The train station at 5am

Out of the darkness, a pair of white tennis shoes appear in the corner, illuminated by some magical strip of light.  They are patiently, patiently, ever so patiently waiting.

Upward, dark jeans, black jacket, a bag… once invisible in their angled darkness, they solemnly allow their existence to be known with a quiet and easy surprise attack.

A man.  Looking at nothing, waiting for something that will come no time soon, he stands still with the time, innerly… something…, outwardly stoical against the near-bitter cold.

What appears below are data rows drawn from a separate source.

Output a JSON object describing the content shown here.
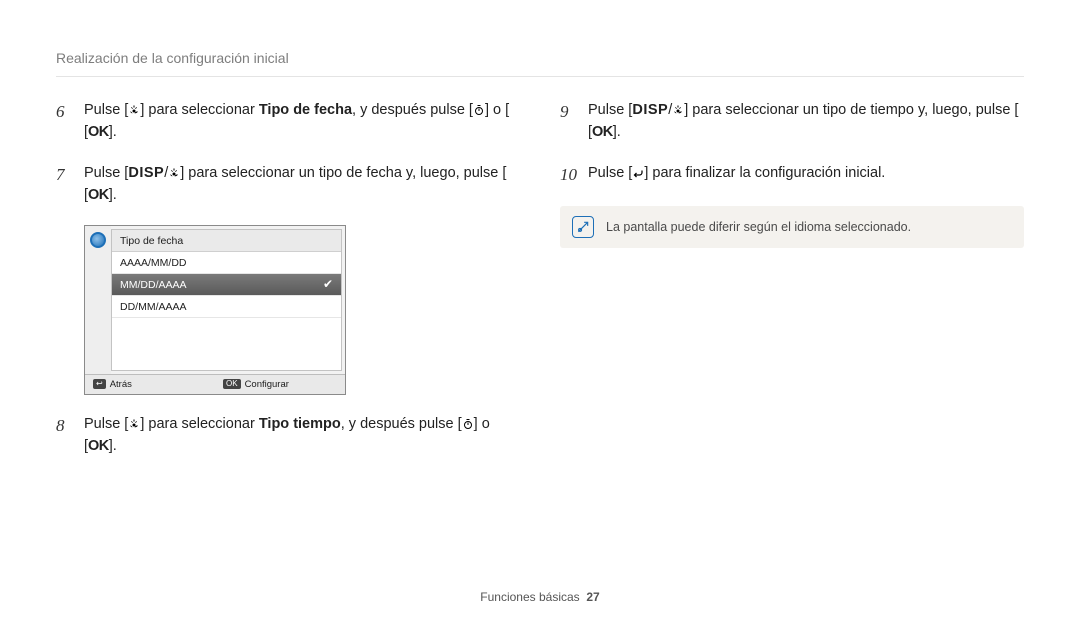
{
  "section_title": "Realización de la configuración inicial",
  "steps": {
    "s6": {
      "num": "6",
      "pre": "Pulse [",
      "after_icon": "] para seleccionar ",
      "bold": "Tipo de fecha",
      "mid": ", y después pulse [",
      "mid2": "] o [",
      "ok": "OK",
      "end": "]."
    },
    "s7": {
      "num": "7",
      "pre": "Pulse [",
      "disp": "DISP",
      "slash": "/",
      "after_icon": "] para seleccionar un tipo de fecha y, luego, pulse [",
      "ok": "OK",
      "end": "]."
    },
    "s8": {
      "num": "8",
      "pre": "Pulse [",
      "after_icon": "] para seleccionar ",
      "bold": "Tipo tiempo",
      "mid": ", y después pulse [",
      "mid2": "] o [",
      "ok": "OK",
      "end": "]."
    },
    "s9": {
      "num": "9",
      "pre": "Pulse [",
      "disp": "DISP",
      "slash": "/",
      "after_icon": "] para seleccionar un tipo de tiempo y, luego, pulse [",
      "ok": "OK",
      "end": "]."
    },
    "s10": {
      "num": "10",
      "pre": "Pulse [",
      "after_icon": "] para finalizar la configuración inicial."
    }
  },
  "menu": {
    "header": "Tipo de fecha",
    "opt1": "AAAA/MM/DD",
    "opt2": "MM/DD/AAAA",
    "opt3": "DD/MM/AAAA",
    "back_label": "Atrás",
    "ok_key": "OK",
    "set_label": "Configurar"
  },
  "note": {
    "text": "La pantalla puede diferir según el idioma seleccionado."
  },
  "footer": {
    "section": "Funciones básicas",
    "page": "27"
  }
}
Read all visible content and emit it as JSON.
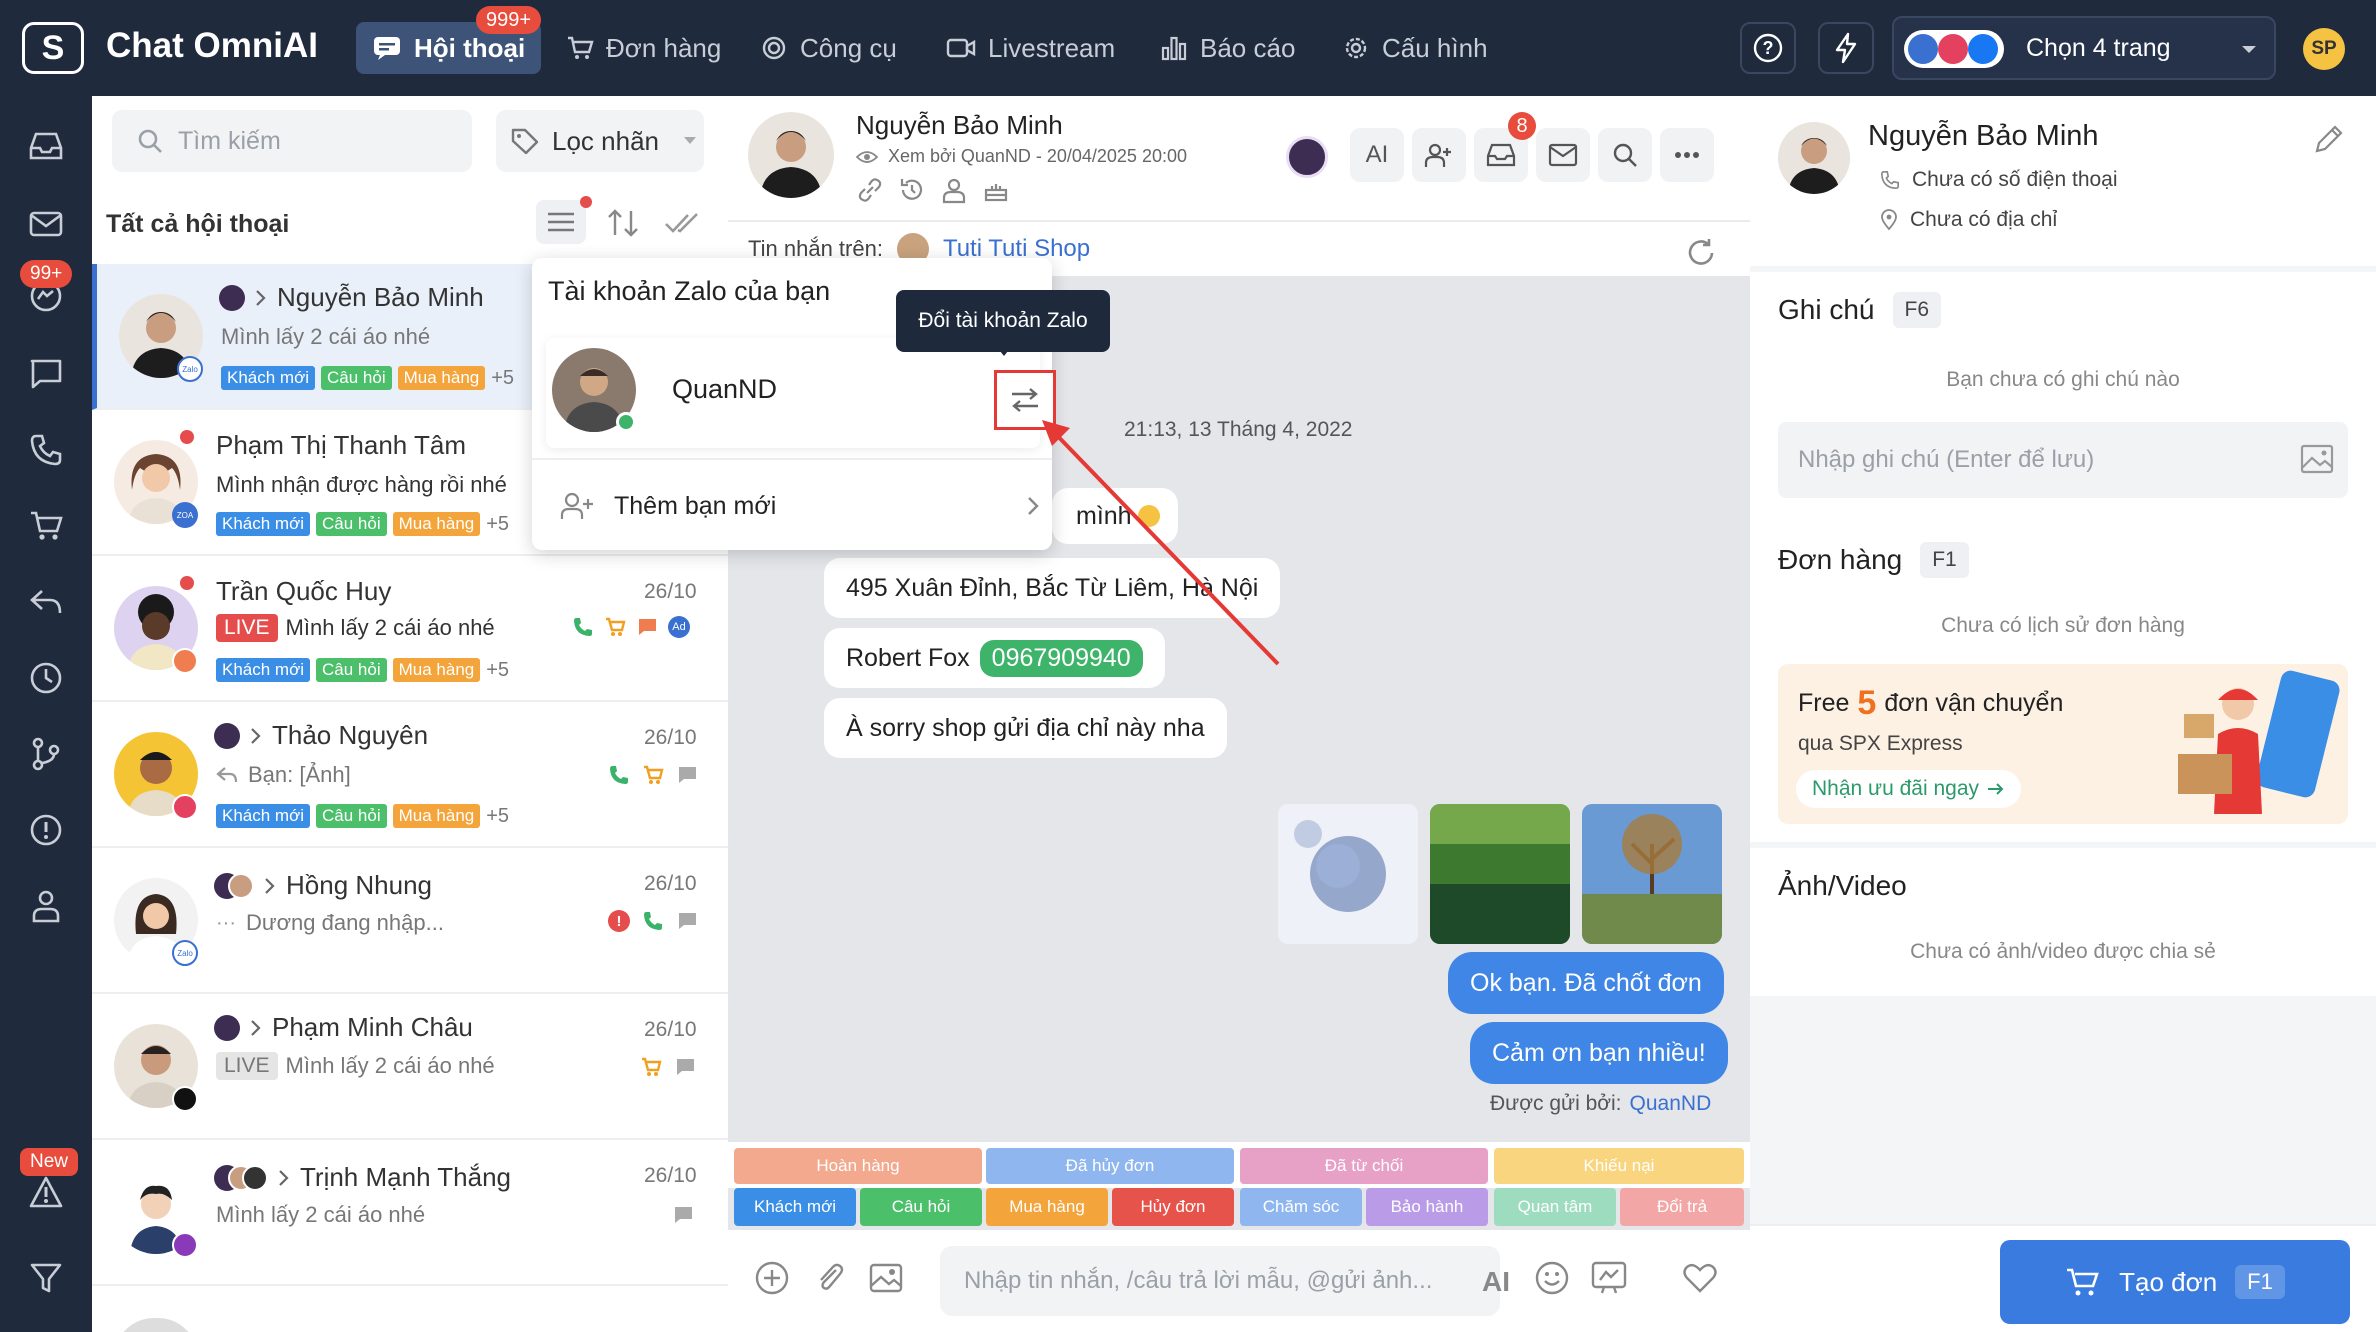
{
  "app": {
    "title": "Chat OmniAI",
    "badge": "999+"
  },
  "nav": [
    {
      "label": "Hội thoại",
      "icon": "chat-icon",
      "active": true
    },
    {
      "label": "Đơn hàng",
      "icon": "cart-icon"
    },
    {
      "label": "Công cụ",
      "icon": "tools-icon"
    },
    {
      "label": "Livestream",
      "icon": "video-icon"
    },
    {
      "label": "Báo cáo",
      "icon": "chart-icon"
    },
    {
      "label": "Cấu hình",
      "icon": "gear-icon"
    }
  ],
  "topbar": {
    "page_select": "Chọn 4 trang",
    "user_initials": "SP"
  },
  "rail": {
    "badge_count": "99+",
    "new_label": "New"
  },
  "search": {
    "placeholder": "Tìm kiếm",
    "filter_label": "Lọc nhãn"
  },
  "list": {
    "header": "Tất cả hội thoại"
  },
  "tags": [
    "Khách mới",
    "Câu hỏi",
    "Mua hàng"
  ],
  "tag_more": "+5",
  "conversations": [
    {
      "name": "Nguyễn Bảo Minh",
      "preview": "Mình lấy 2 cái áo nhé",
      "date": ""
    },
    {
      "name": "Phạm Thị Thanh Tâm",
      "preview": "Mình nhận được hàng rồi nhé",
      "date": ""
    },
    {
      "name": "Trần Quốc Huy",
      "preview": "Mình lấy 2 cái áo nhé",
      "date": "26/10",
      "live": "LIVE"
    },
    {
      "name": "Thảo Nguyên",
      "preview": "Bạn: [Ảnh]",
      "date": "26/10"
    },
    {
      "name": "Hồng Nhung",
      "preview": "Dương đang nhập...",
      "date": "26/10"
    },
    {
      "name": "Phạm Minh Châu",
      "preview": "Mình lấy 2 cái áo nhé",
      "date": "26/10",
      "live": "LIVE"
    },
    {
      "name": "Trịnh Mạnh Thắng",
      "preview": "Mình lấy 2 cái áo nhé",
      "date": "26/10"
    }
  ],
  "popup": {
    "title": "Tài khoản Zalo của bạn",
    "account": "QuanND",
    "add_friend": "Thêm bạn mới",
    "tooltip": "Đổi tài khoản Zalo"
  },
  "chat": {
    "name": "Nguyễn Bảo Minh",
    "seen": "Xem bởi QuanND - 20/04/2025 20:00",
    "ai_label": "AI",
    "inbox_badge": "8",
    "source_prefix": "Tin nhắn trên:",
    "source_shop": "Tuti Tuti Shop",
    "timestamp": "21:13, 13 Tháng 4, 2022",
    "msg_partial": "mình",
    "msg_address": "495 Xuân Đỉnh, Bắc Từ Liêm, Hà Nội",
    "msg_contact_name": "Robert Fox",
    "msg_contact_phone": "0967909940",
    "msg_sorry": "À sorry shop gửi địa chỉ này nha",
    "msg_out1": "Ok bạn. Đã chốt đơn",
    "msg_out2": "Cảm ơn bạn nhiều!",
    "sent_by_label": "Được gửi bởi:",
    "sent_by_user": "QuanND",
    "status_tags": [
      {
        "label": "Hoàn hàng",
        "color": "#f2a98e"
      },
      {
        "label": "Đã hủy đơn",
        "color": "#8fb6ef"
      },
      {
        "label": "Đã từ chối",
        "color": "#e7a0c6"
      },
      {
        "label": "Khiếu nại",
        "color": "#f8d57e"
      }
    ],
    "quick_tags": [
      {
        "label": "Khách mới",
        "color": "#3a8ee6"
      },
      {
        "label": "Câu hỏi",
        "color": "#4cbf6b"
      },
      {
        "label": "Mua hàng",
        "color": "#f3a43b"
      },
      {
        "label": "Hủy đơn",
        "color": "#e5534b"
      },
      {
        "label": "Chăm sóc",
        "color": "#8fb6ef"
      },
      {
        "label": "Bảo hành",
        "color": "#b99be8"
      },
      {
        "label": "Quan tâm",
        "color": "#9edcc0"
      },
      {
        "label": "Đổi trả",
        "color": "#f2a6a6"
      }
    ],
    "composer_placeholder": "Nhập tin nhắn, /câu trả lời mẫu, @gửi ảnh...",
    "composer_ai": "AI"
  },
  "profile": {
    "name": "Nguyễn Bảo Minh",
    "phone": "Chưa có số điện thoại",
    "address": "Chưa có địa chỉ"
  },
  "notes": {
    "title": "Ghi chú",
    "key": "F6",
    "empty": "Bạn chưa có ghi chú nào",
    "placeholder": "Nhập ghi chú (Enter để lưu)"
  },
  "orders": {
    "title": "Đơn hàng",
    "key": "F1",
    "empty": "Chưa có lịch sử đơn hàng"
  },
  "promo": {
    "prefix": "Free",
    "number": "5",
    "suffix": "đơn vận chuyển",
    "sub": "qua SPX Express",
    "cta": "Nhận ưu đãi ngay"
  },
  "media": {
    "title": "Ảnh/Video",
    "empty": "Chưa có ảnh/video được chia sẻ"
  },
  "create_order": {
    "label": "Tạo đơn",
    "key": "F1"
  }
}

This I see as I grumble home in my near hallucinations of aches and pains at 5am.

Post-a-day 2017

Unexpected Student Interactions

As a teacher, I have always enjoyed running into my students outside of school.  I’m not sure all of my students enjoy seeing me (I’ve never noticed them ducking and hiding, but it’s totally possible), but a good number of them run up to greet me whenever they see me out in the real world.  Here, in Japan, has not been too different in that sense.  Yes, students are ridiculously shy compared to the US, however, keeping that in mind, students are still, relatively speaking, quite outgoing and excited to see me out in public.  Sometimes that just means the boys smile, blush, and wave at me.  And sometimes it means girls scream my name across the train station (yes, it has happened).  😛  Nonetheless, they always greet me in some way when they notice me, and are happy to see me (trust me; I’ve seen them when they’re unhappy to see someone – they are definitely happy to see me).

Tonight, as my train pulled into the final station, which happened also to be my station, I roused myself from my half-sleep, for which I had had my head leaning semi-comfortably against a partition next to my seat.  Approaching normal consciousness, I notice a face turned towards me over to my left.  When I stand up, I realize that there is a group of boys with that face, and that the face is familiar.  Sure enough, they are students from one of my schools.

I casually waved with a smile, and, walking towards them and the door, asked how they were doing (though, seeing as I was not fully conscious yet, I ended up talking to them in Japanese).  They seemed delighted, and in a goofy sense of the word… and, seeing as this is Japan, they could have been delighted just from seeing me out in public during the school holidays.  Too, though, I might have been dozing on the train with my mouth open, which would have made for a fun spectacle for the boys.  Though the latter is less likely, as I wasn’t ever fully asleep, and I didn’t have drool on me or any other signs of having been sleeping with my mouth gaping, both are entirely possible.